第18話 小さな願い

 いつものお昼休み、穏やかな時が流れる。沢山ありすぎて頭の整理が追い付かない。変化のない日が多すぎたのか上手く対応ができない。好きって言葉、本当にあるんだなあ。見上げると曇り空だった。おばあちゃん、思ってたのと違いました。出会いは見知らぬ土地や旅先、キレイな景色のところでと思っていました。


 ―― 号泣後のぐちゃぐちゃ……。


 あれが正解なのだろうか。のぼちゃんに初めて好きだよと言われた時、ちゃんと相手の目を見たような気がする。目が合うと恥ずかしい気持ちもあるけど同時に怖さも出てきて、他のところを見ながら話していた。"好き、好きになれるまで" のぼちゃんの言葉が心の中で無邪気な子供のように駆け巡った。

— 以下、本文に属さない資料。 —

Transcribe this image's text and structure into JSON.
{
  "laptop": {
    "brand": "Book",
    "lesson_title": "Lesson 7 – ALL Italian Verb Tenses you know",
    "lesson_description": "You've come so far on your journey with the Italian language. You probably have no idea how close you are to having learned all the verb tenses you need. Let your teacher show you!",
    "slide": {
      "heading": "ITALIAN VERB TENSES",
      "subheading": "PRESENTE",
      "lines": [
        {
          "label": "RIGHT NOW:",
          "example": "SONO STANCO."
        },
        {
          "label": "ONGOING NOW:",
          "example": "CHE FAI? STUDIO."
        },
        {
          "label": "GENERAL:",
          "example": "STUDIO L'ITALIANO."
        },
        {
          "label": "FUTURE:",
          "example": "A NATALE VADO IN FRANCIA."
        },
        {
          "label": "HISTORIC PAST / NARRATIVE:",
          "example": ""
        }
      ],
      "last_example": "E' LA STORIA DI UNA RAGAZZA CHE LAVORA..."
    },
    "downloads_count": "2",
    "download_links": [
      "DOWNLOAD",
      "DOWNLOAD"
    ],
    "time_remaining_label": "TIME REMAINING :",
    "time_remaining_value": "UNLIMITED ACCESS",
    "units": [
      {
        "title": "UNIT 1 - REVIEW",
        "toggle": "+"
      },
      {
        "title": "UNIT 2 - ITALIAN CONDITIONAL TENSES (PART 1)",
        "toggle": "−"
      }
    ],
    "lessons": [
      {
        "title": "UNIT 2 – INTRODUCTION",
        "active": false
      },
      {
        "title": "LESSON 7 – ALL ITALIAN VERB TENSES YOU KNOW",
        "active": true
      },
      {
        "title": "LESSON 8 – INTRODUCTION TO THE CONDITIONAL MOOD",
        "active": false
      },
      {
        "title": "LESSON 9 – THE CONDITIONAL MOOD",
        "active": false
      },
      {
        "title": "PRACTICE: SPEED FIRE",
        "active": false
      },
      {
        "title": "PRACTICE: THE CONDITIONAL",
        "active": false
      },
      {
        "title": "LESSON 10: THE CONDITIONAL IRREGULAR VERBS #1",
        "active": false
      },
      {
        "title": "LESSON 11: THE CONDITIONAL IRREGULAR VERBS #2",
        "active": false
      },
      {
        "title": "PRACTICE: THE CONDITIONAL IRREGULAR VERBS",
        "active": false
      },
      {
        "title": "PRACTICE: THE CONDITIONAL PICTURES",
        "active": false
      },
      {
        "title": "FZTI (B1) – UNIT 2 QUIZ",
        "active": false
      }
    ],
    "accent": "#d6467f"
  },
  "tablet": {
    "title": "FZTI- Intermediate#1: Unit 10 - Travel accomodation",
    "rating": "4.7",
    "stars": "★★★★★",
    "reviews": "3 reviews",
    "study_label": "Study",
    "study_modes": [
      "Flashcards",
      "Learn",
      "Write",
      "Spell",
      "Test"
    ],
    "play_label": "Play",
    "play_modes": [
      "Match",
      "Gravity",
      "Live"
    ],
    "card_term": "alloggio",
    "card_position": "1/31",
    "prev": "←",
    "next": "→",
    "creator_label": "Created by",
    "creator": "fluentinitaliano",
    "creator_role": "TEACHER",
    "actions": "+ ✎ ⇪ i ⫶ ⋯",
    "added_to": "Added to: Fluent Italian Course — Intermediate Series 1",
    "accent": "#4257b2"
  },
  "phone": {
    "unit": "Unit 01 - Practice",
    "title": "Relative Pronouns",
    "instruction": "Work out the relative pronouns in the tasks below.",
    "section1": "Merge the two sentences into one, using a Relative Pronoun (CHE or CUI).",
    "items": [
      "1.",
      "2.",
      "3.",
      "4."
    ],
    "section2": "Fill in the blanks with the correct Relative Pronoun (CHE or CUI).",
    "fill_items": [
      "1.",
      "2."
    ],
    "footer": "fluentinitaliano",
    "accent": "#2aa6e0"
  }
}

 どう捉えていいか分からなかったが、改めて考えると段々ニヤけてしまった。好きになれるまで待つ、果たして人を好きになれるとはどういうことだろうか。一緒にいると楽しい、ふと考えていることもある。それが好きなのか。その前に大事なことをしなきゃ。お昼休みが終わりある所へ向かった。


 前と同じ別室に案内され、人事部の羽山と一対一になった。田中は別業務の為、抜けられないらしく、より一層緊張感が漂った。羽山は穏やかな口調で促した。

「前回は驚かせてすみませんでした。原木さんからご連絡を頂きまして、どうされましたか」

「はい、前回のことで私が課長にされてきたことをご報告したくご連絡致しました。お忙しいところ、お時間頂きありがとうございます」


 羽山は一瞬目を見開いたが、すぐに戻った。

「そうですか、話せる範囲で構いません。無理せず、苦しくなったら途中で止めてももらっても大丈夫です」

「分かりました。入社して二年ほど真島が上司となりました。ある日イレギュラーな業務が発生しまして残業になりました。その時は二人で残って作業しておりました。業務が落ち着いても、残業する日がなくなることはなくそれが常態化していました」


 そう、あの時までは普通の残業だと思っていた。

「資料を広げないと作業ができない日があって別室に移動して作業をしていました。広い机に資料を広げて確認作業を行っていて、夕食を真島が買ってきてくれました。私の近くの席に夕食を置いて、両肩に手をおいて……」


あれ、目の前がグルグルとしてきた。思い出そうとすればするほど呼吸が荒くなってくるのが分かる。

「えっと、俺の可愛い部下だと言われたので、止めて下さいと言ったんです。その日から真島の私に対する態度が変わりまして、きつくなりました。最初は仕方がないと思っていて、私一人我慢すれば済むことだと思ってて……」


「大丈夫ですか? 原木さん無理しないで」

「大丈夫です。私だけが我慢すればいいと思っていたんです。断ってきつくされて、他の人に何もなければと、私だけでいいと。今はそれが間違っていたんだって分かりました」


 深呼吸して、息を整えた。涙目を堪えて口をキッと強く結んだ。

「大変辛い思いをさせて申し訳ありません。そこに対処できず会社としても私個人からお詫びします。この聞き取りを処分の判断材料とさせて頂きます。少し休んでから業務に戻って下さい。ご協力ありがとうございました」

「失礼します」


 これでよかったんだ。私ができることは真実を伝えること、これくらいのことしかできないけど、真島のことを口にするのも避けてきた。近くにいるがゆえに私の心はいつも恐怖で固まっていた。深くて心の奥底にある気持ちだけは取られないように守ってきた。


「人を好きになれるかな、いや好きになりたいな」


ぽつりと、曇りから変わった青空へ見上げて願った。